Weiter fertigte Bezaleel die Lade aus Akazienholz an, zwei und eine halbe Elle lang, anderthalbe Elle breit und anderthalbe Elle hoch.
2 En hij overtrok ze met louter goud, van binnen en van buiten; en hij maakte ze een gouden krans rondom.
Und er überzog sie inwendig und auswendig mit gediegenem Gold und brachte einen ringsumlaufenden goldenen Kranz an ihr an.
3 En hij goot voor dezelve vier gouden ringen, aan haar vier hoeken, alzo dat twee ringen op derzelver ene zijde waren, en twee ringen op haar andere zijde.

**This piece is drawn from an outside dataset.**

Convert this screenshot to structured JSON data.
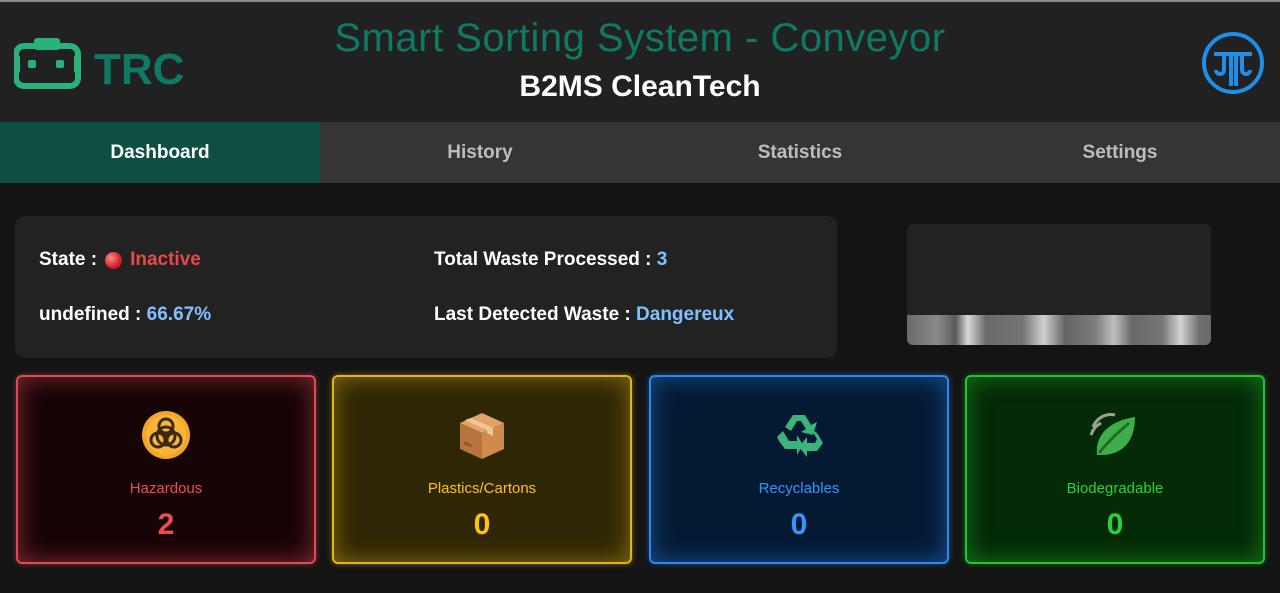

Sodann goß er für sie vier goldene Ringe für ihre vier Füße, und zwar zwei Ringe auf ihrer einen Seite und zwei Ringe auf ihrer anderen Seite.
4 En hij maakte handbomen van sittimhout, en hij overtrok ze met goud.
Sodann fertigte er Stangen aus Akazienholz und überzog sie mit Gold;
5 En hij stak de handbomen in de ringen, aan de zijden der ark, om de ark te dragen.
diese Stangen zog er durch die Ringe an den Seiten der Lade, so daß man die Lade tragen konnte.
6 Hij maakte ook een verzoendeksel van louter goud; twee ellen en een halve was deszelfs lengte, en anderhalve el deszelfs breedte.
Sodann fertigte er eine Deckplatte aus gediegenem Gold an, zwei und eine halbe Elle lang und anderthalbe Elle breit.
7 Ook maakte hij twee cherubim van goud; van dicht werk maakte hij ze, uit de beide einden des verzoendeksels.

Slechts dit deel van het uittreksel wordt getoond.